Die Dauer-Party ist erst mal vorbei. Usain Bolt läuft wieder, tönt wieder und kassiert für seine olympischen Großtaten so richtig ab. 300 000 Franken (250 000 Euro) Antrittsgage soll dem Superstar aus Jamaika allein sein Start über 200 Meter beim elften Diamond League-Meeting dieser Saison an diesem Donnerstag in Lausanne bringen. Für seinen ersten Auftritt nach London ließ der sechsmalige Olympiasieger sogar eine ausufernde Fete zu seinem 26. Geburtstag am Dienstag sausen.
„Die Millionendollar-Frage...Was ich an meinem Geburtstag gemacht habe? Hoffe, dieses Bild gibt die Antwort“, twitterte Bolt zu einem Foto, das ihn beim Training zeigt. Von wegen Birthday-Fete. Eine Übungseinheit, diverse Sponsorenverpflichtungen, ein Helikopterrundflug über die Waadtländer Alpen, ein ruhiges Essen, eine Riesentorte - das war's. Für die Macher des Athletissima-Meetings ist diese Einstellung selbstverständlich, für den schnellsten Mann der Welt etwas Neues.
Bolt wirkte am Mittwoch müde von der langen Saison, versprach den Zuschauern im Lausanner Pontaise Stadion aber noch „eine gute Show“. 19 Olympiasieger sind für die Athletissima gemeldet, 52 Medaillengewinner von London.
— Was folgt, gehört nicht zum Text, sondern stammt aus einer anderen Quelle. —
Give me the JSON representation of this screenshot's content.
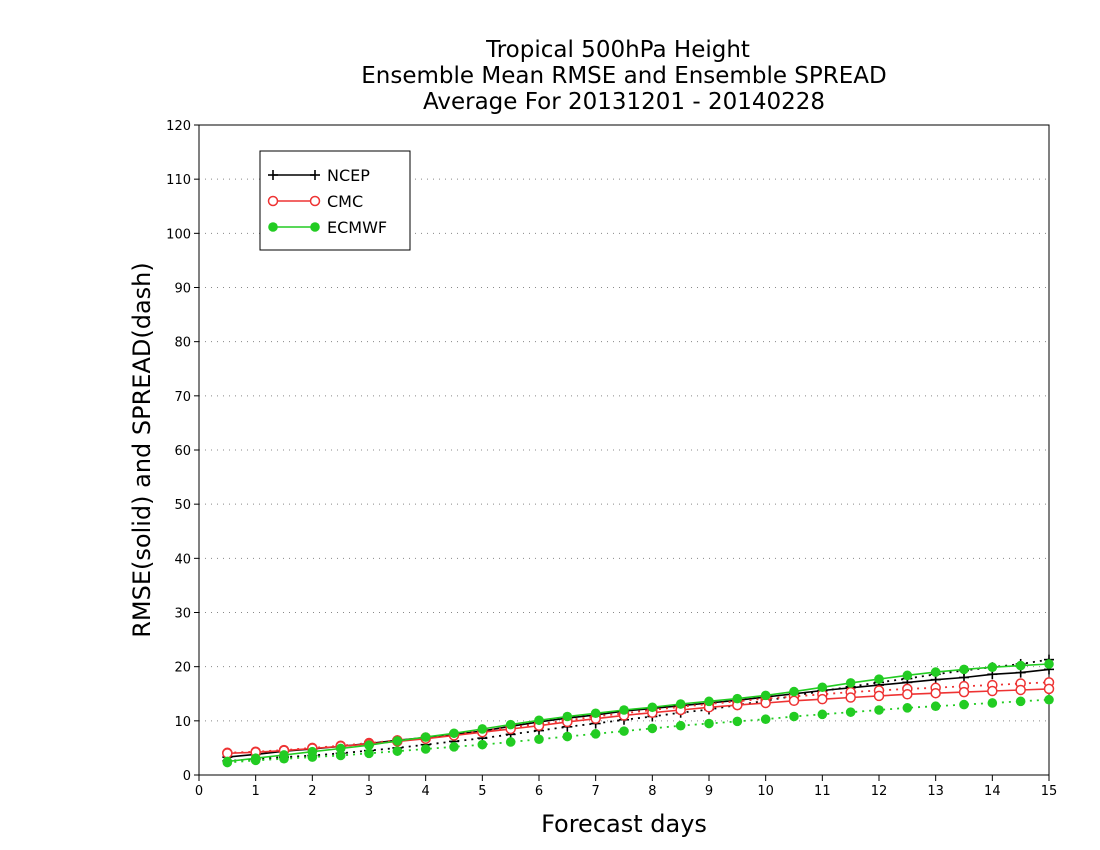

Bolt ist die Hauptattraktion, sein Landsmann Yohan Blake und der Amerikaner Tyson Gay führen das illustre Feld über 100 Meter an. Das Duell Bolt gegen Blake wird es wahrscheinlich erst wieder Ende August 2013 bei der WM in Moskau geben. „Ich würde nicht sagen, wir gehen einander aus dem Weg, aber wir wollen bis zum Ende dieser Saison nicht mehr gegeneinander laufen“, offenbarte Bolt, „unser Trainer möchte das auch nicht.“
Nach Lausanne will er noch kommende Woche in Zürich und beim Saisonfinale am 7. September in Brüssel antreten. Eine Weltrekord- Ansage machte er nicht. „Ich habe meine Ziele für diese Saison doch schon erreicht“, meinte die selbst ernannte Sport-Legende. Belohnt hatte er sich für seine olympische Gold-Gala mit einem Kurz-Abstecher nach Paris. Zwei Tage lang feierte er ausgiebig in der Metropole an der Seine, sondierte danach Anfragen und strickte an der Promotionstrategie für seine Autobiografie. Warum das Buch ein Bestseller werden würde? „Es ist mein Leben, und ich bin ein cooler und aufregender Typ“, sagte Bolt.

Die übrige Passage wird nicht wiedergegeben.